All of these esteemed alumni have one thing in common.  At some point or another, they’ve all done things that they didn’t know how to do beforehand – such as being a City Councillor, starting an urban farm, or becoming an aboriginal diplomat.  And they have all succeeded as a result.

Leadership, it seems, is all about stretching your comfort zone.

As for those brain surgeons and bomb disposal experts, they can stay exactly where they are, starting off as comfortably as humanly possible.

Enjoy your autumn edition of TRENT Magazine.





Podcast:Through a Canadian Lens: The Current and Future Landscape of Television and Film


We're pleased to offer another great panel discussion on our Trent Talks podcast.  Click through to tune in -- or to check out other great lectures and talks.  We also feature one-on-one interviews with inspiring Trent alumni on ourTrent Voices podcast.  There are hours of great listening waiting for you!

Some of Trent University’s brightest alumni came together October 15 to give a critical appraisal of the state of Canadian media.  A full house at Bagnani House were treated to “Through A Canadian Lens, The Current and Future Landscape of Television and Film.” This insightful event drew Peterborough community members, as well as Trent faculty, staff, and students to hear about the changing nature of television broadcasting and film.

The talk featured four notable Trent alumni as part of the Life After Trent program: Stephen Stohn ’66, President of Epitome Pictures, multi-award winning executive producer of Degrassi, and top entertainment lawyer; Bill Corcoran ’70, who has been in the television and motion picture industry for forty years as director, and an assistant director and producer who has directed over 300 hours of television and 30 movies; and Bay Weyman ’76, an award winning Canadian filmmaker with over 25 years’ experience  writing, producing and directing documentary films through his company Close Up Films.  Molly Blyth ’01, who has been a professor at Trent since 1986, moderated the event.

The panelists were each cautiously optimistic about the future of TV/film in Canada.

Mr.

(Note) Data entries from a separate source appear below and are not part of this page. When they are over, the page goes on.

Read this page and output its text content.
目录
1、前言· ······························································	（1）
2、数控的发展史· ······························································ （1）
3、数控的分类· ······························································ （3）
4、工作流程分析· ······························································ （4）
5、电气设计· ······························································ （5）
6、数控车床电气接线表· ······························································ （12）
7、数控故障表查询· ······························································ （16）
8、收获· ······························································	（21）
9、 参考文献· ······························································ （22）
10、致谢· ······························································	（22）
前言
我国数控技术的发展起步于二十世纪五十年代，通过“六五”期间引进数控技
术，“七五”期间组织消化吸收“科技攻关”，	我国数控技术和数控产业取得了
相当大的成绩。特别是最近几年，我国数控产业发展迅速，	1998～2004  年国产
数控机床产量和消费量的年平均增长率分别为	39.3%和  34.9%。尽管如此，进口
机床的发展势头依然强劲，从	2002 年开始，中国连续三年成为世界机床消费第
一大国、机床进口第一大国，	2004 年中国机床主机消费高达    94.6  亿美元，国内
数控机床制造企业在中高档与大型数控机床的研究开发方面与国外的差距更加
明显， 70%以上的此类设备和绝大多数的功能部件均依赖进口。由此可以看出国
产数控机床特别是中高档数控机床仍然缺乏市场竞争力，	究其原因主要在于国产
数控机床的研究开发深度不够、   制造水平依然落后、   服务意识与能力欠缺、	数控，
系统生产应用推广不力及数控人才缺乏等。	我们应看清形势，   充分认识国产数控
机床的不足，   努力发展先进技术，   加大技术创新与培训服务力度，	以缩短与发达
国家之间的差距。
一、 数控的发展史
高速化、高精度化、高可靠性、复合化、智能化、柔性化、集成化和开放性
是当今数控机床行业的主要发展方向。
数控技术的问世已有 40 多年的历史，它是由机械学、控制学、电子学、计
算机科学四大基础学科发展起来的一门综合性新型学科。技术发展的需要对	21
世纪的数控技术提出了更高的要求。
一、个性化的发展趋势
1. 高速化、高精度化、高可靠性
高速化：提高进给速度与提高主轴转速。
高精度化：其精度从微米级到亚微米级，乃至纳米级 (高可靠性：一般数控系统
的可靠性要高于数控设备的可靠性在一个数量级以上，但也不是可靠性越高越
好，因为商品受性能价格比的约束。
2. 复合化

Weyman cited fewer funding options and documentary’s “mutant younger brother,” reality TV, for a tougher Canadian documentary landscape.  He tempered this by noting an increase in the number – and success – of documentary film festivals as well as the success of new creative approaches to documentaries.

Mr. Corcoran stressed the need for Canadian filmmakers to be strong storytellers.  He also pointed out that, rather than “broadcasting” – getting content out to huge numbers all at once – film and television is now “narrowcasting” – being extremely viewer specific in targeting age, gender, nationality, interest, and more.  Due to streaming and video-sharing sites, getting content out has never been easier.  “The ability to monetize it,” he notes, “is another matter altogether.”

Mr. Stohn addressed the need for a stronger government role when it comes to operating procedures for streaming channels, such as Netflix – that the financial gulf between American content providers and the rest of the world is too great. 

“Politicians have a role to provide structure to an industry that ranks only behind mining and oil and gas in Canada,” explain Mr. Stohn.  For Stohn, this issue has not been adequately addressed by the government or the CRTC. 

At the same time, he says that TV is currently enjoying a creative Renaissance – that the over 450 new series’ being created this year alone speak to the ability for quality content to be shared.

The panelist all agreed, if there is one thing that is certain about Canadian television and film, it is that nothing is certain.